視覚障害リードユーザーのお二人に香りの付いたチップを渡していき、それぞの匂いを言葉で表現してもらいました。

ー この香りはどうでしょうか?

工藤:お花の匂い!この入浴剤を持っています。華やかな印象です。

Haruna:これはローズ、薔薇の香りです。

濱ノ上:深く嗅ぎ過ぎると苦いです。奥に苦味がある、青臭いような…

Haruna:凄い! 匂いの奥を感じられる人に初めて出会いました。実はローズは赤いのに青臭さもあるんです。

ー 最後の香りを渡します

工藤:うっ!私は苦手です…

濱ノ上:甘いんだけど、鼻に刺さるような感じはなくて。不思議だな…

ー これはカシスの香りでした。お酒を飲まれる方は、リキュールのカシスを連想する方も多いです。

工藤:手前が臭く、奥が甘いです。

加来:立体で匂いを捉えてますね。

 

対話から香りの可能性に気づく

最後に、ワークショップを通して感じたことや気になったことなどを、対話していきました。

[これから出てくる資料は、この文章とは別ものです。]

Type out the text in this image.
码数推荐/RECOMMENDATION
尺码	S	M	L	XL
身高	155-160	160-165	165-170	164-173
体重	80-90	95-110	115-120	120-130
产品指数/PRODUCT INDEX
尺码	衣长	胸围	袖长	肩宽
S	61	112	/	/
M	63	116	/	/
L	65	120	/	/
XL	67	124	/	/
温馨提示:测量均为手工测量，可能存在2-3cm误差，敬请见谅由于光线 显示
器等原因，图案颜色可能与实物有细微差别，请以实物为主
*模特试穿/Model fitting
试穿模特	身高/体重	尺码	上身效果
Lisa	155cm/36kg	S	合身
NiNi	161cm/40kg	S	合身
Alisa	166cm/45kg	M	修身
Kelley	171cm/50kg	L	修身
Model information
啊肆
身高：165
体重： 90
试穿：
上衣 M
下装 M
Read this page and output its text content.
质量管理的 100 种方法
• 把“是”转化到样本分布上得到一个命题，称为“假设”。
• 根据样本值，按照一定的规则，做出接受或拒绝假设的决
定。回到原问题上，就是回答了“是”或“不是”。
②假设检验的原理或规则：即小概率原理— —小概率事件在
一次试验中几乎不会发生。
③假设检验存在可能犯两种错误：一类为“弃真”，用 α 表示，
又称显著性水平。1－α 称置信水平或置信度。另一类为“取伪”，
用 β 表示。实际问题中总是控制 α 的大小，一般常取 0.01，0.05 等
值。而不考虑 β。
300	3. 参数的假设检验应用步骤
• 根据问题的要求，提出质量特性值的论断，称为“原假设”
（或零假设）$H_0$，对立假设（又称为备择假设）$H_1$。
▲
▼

Haruna:見える人と比べて、匂いに対する反応がすっごく早かったです! 表面的に香りを嗅ぎがちなんですけれど、見える人は手前とか奥とか誰も言わないんです。普段からちゃんと本質と向き合って見てるんだなぁと…

濱ノ上:匂いって構成要素があって複合的な物なんだなって。だから分解して考えてみました。あと、自分は味に紐付けてる部分が結構あるかもしれないです。

工藤:私は情景かなあ、お風呂、青空、明るい昼間、アトラクション内とか…

Haruna:香りの研究で、どういう組み合わせでどういう配合にしようかと考えていたので、ハッとしちゃいました。これ、面白い!

加来:香りも言葉も、正解や不正解がないので全ての人がフラットにいられる世界なんですよね。こんな風に見えない人と見える人が一緒に何かをやったらどうなるのか? 凄く興味を持ちました。

タキザワ: 「香りカルタ」とかあっても面白そうですね。可能性が広がります!

Haruna:もし失礼な質問をしていたらすみません…興味があって色々聞いちゃって…

工藤:むしろ気を遣って何も聞かれない方が傷つくかもしれません。どんどん色々聞いて欲しいです!

 

 


 

これまでは見える人だけで行っていた「香りと言葉のワークショップ」を、視覚障害リードユーザーに体験してもらうことで、さまざまな気づきがありました。ワークショップで何度も出てきた「本質」という言葉。味や匂い、音などの見えない情報は視覚情報で補う必要がありますが、見えない人々にとってはその情報を知る手段がありません。しかしその代わりに、より深い本質が見えているかのようでした。
一方、見えない方々は限られた情報の中で食事や香りを楽しんでいますが、情報の伝え方・感じ方はこれからまだまだデザインの余地があると感じました。香りから生まれる視覚障害者からの言葉によって、興味深い気づきが沢山生まれたワークショップでした。